True, Purple Rain wasn’t much as drama — a Complex Kid claws his way to the top of the local music scene, embraces his dysfunctional family, and snags the Luscious Babe — and critics’ responses were mixed. But audiences loved its star’s sexually charged performance. Even though he toned down his act for the film, trading his bikini briefs and trench coat for Edwardian finery, he was a magnetic screen presence, prancing, posing, and tossing off dazzling guitar solos.
Prince never looked back. He went on to do more for funk than anyone since George Clinton and has earned 11 platinum albums to date. In 1992, His Royal Badness signed a $100 million deal with Warner Bros. Records; seven months later, he announced ”Prince” was retiring from studio recording, having stockpiled a reported 500 songs. He is now working on multimedia projects under an unpronounceable name.
But after Purple Rain there was no deluge for most of its cast. Prince’s film career yielded little but pain, notably the 1986 bomb Under the Cherry Moon and 1990’s Graffiti Bridge. Morris Day, lead singer of the Time, played the leader of a rival band and nearly stole Rain with his comic mugging, but he never mounted a serious movie career. Prince’s protegee/girlfriend Vanity, slated to costar, dropped out just before shooting began, supposedly due to personal and financial disputes; now a born-again Christian, she has acted on TV and in films. Her replacement, 21-year-old Patty Apollonia Kotero, landed a role on TV’s Falcon Crest in 1985, made two unsuccessful albums, and appeared in such B films as 1990’s Back to Back. Currently, she is preparing for a new movie and a new album.

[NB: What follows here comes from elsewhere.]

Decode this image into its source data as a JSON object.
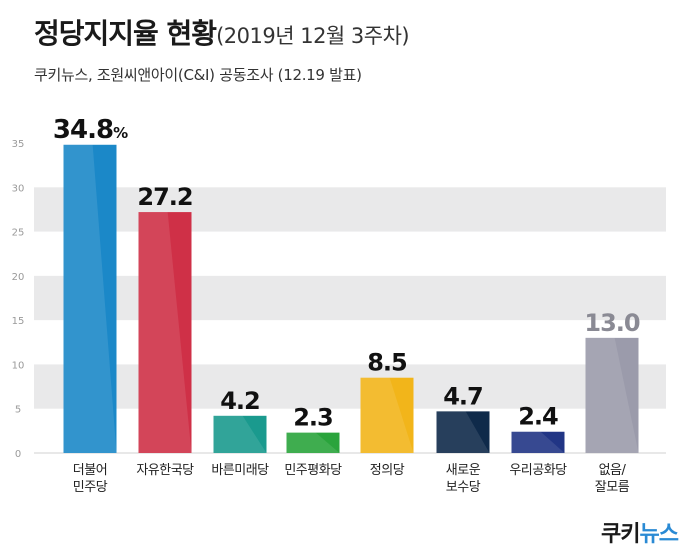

In the end, [Prince] (whose EP The Beautiful Experience is out now) is the one Rain grad who really made a name for himself — whatever it may be.
July 26, 1984
Prince’s ”When Doves Cry” ruled the singles charts; Helen Hooven Santmyer’s 1,348-page And Ladies of the Club was a huge best-seller. The Summer Olympics heated up TV tubes, and moviegoers called Ghostbusters.